Suprima · 19/08/2021 16:09

No one is saying you need someone to spend all of their money on you…

I just don’t think your work cafeteria is a nice neutral ground to get to know someone on. I also don’t think it’s wise to conduct this in the workplace.

He’s a consultant. He buy you a bowl of fusilli. You don’t owe him anything and he won’t have the upper hand on you in any way shape or form. He invited you to lunch.

This might be the start of something lovely- don’t go church-mousing yourself and gunning for absolute bare minimum dare you seem like a ‘gold digger’. He won’t be like ‘ah how refreshing’, he’ll smell your insecurity.

I hope he suggests something nicer where you can talk and be more at ease than a hospital canteen where you work.

Suprima · 19/08/2021 16:10

You can also easily find out if he is married, by google or one of the ward sisters. They will know if he is a shagger.

Bluntness100 · 19/08/2021 16:16

I’m on the fence here to be honest. He maybe one of those who likes to shag the staff. I’d ask about him, is he married, comment he’s asked you to lunch.

Lunch in the canteen is not something he would need to hide, people have lunch together, the fact he can be seen having lunch with uou at work means nothing.
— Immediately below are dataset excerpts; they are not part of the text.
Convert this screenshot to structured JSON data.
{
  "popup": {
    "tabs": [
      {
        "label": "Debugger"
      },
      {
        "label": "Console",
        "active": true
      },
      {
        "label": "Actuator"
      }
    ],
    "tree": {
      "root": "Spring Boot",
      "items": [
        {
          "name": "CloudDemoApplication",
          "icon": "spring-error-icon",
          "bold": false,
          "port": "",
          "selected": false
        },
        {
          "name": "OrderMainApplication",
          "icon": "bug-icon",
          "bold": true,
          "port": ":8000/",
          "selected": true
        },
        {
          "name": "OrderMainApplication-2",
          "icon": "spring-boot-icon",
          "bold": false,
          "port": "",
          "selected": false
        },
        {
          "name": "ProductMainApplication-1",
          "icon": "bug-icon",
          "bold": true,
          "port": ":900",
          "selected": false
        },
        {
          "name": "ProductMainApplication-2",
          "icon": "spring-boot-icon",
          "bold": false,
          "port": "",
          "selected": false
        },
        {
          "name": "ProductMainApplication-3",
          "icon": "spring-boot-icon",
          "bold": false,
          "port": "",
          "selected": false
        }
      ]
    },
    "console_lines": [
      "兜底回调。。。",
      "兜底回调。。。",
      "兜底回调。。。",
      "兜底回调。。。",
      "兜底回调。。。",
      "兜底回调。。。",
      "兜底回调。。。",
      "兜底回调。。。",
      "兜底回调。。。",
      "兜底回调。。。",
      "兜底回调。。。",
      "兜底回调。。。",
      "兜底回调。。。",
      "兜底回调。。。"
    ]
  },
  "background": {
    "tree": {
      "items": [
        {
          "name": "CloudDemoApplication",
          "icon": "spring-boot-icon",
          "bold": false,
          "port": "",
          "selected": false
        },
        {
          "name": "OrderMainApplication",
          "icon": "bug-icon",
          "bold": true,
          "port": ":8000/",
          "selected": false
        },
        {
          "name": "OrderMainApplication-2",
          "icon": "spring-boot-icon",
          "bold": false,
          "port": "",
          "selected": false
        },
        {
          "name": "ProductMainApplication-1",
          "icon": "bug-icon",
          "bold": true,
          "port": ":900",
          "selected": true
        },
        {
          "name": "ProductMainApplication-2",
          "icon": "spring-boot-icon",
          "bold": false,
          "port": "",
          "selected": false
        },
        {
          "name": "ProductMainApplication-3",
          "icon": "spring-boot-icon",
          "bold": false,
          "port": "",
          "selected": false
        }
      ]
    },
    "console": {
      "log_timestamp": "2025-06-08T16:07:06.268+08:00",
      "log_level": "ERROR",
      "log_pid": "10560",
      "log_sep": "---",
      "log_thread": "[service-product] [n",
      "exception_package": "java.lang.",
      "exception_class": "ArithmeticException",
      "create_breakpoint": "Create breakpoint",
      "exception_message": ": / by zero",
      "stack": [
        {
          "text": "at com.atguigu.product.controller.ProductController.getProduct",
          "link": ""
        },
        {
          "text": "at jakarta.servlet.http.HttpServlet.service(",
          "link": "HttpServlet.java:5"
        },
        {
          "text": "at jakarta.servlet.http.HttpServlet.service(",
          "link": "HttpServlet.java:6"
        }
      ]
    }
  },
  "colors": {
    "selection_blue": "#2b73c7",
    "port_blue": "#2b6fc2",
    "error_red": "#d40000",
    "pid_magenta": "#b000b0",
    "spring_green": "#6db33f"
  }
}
I’d be concerned though he’s after a shag then everyone at work finds out. It’s kinda cringe. Sadly in many work places men who do this are seen as a bit of a lad, women seen as a bit desperate.

Blossomtoes · 19/08/2021 16:19

@TheKeatingFive

There’s a huge power imbalance between them in terms of status and age.

That’s rubbish though. The fact that he’s older and more senior in work absolutely doesn’t equate to a ‘huge power imbalance’

There are some really weird assumptions on this thread.

It’s MN. The weirdest place I know apart from Twitter. 🤷‍♀️
Bluntness100 · 19/08/2021 16:23

That’s rubbish though. The fact that he’s older and more senior in work absolutely doesn’t equate to a ‘huge power imbalance’

It can do, he’s older, more successful, wealthier. The op will be used to dealing with consultants as more senior to her. So yes it can lead to a huge power Imbalance

She just needs to work out if he’s a shagger of all, and if she’s willing to be added to the list and known as such, if he’s married also of if he’s single and a decent man who hasn’t been working his way round the younger women in the hospital.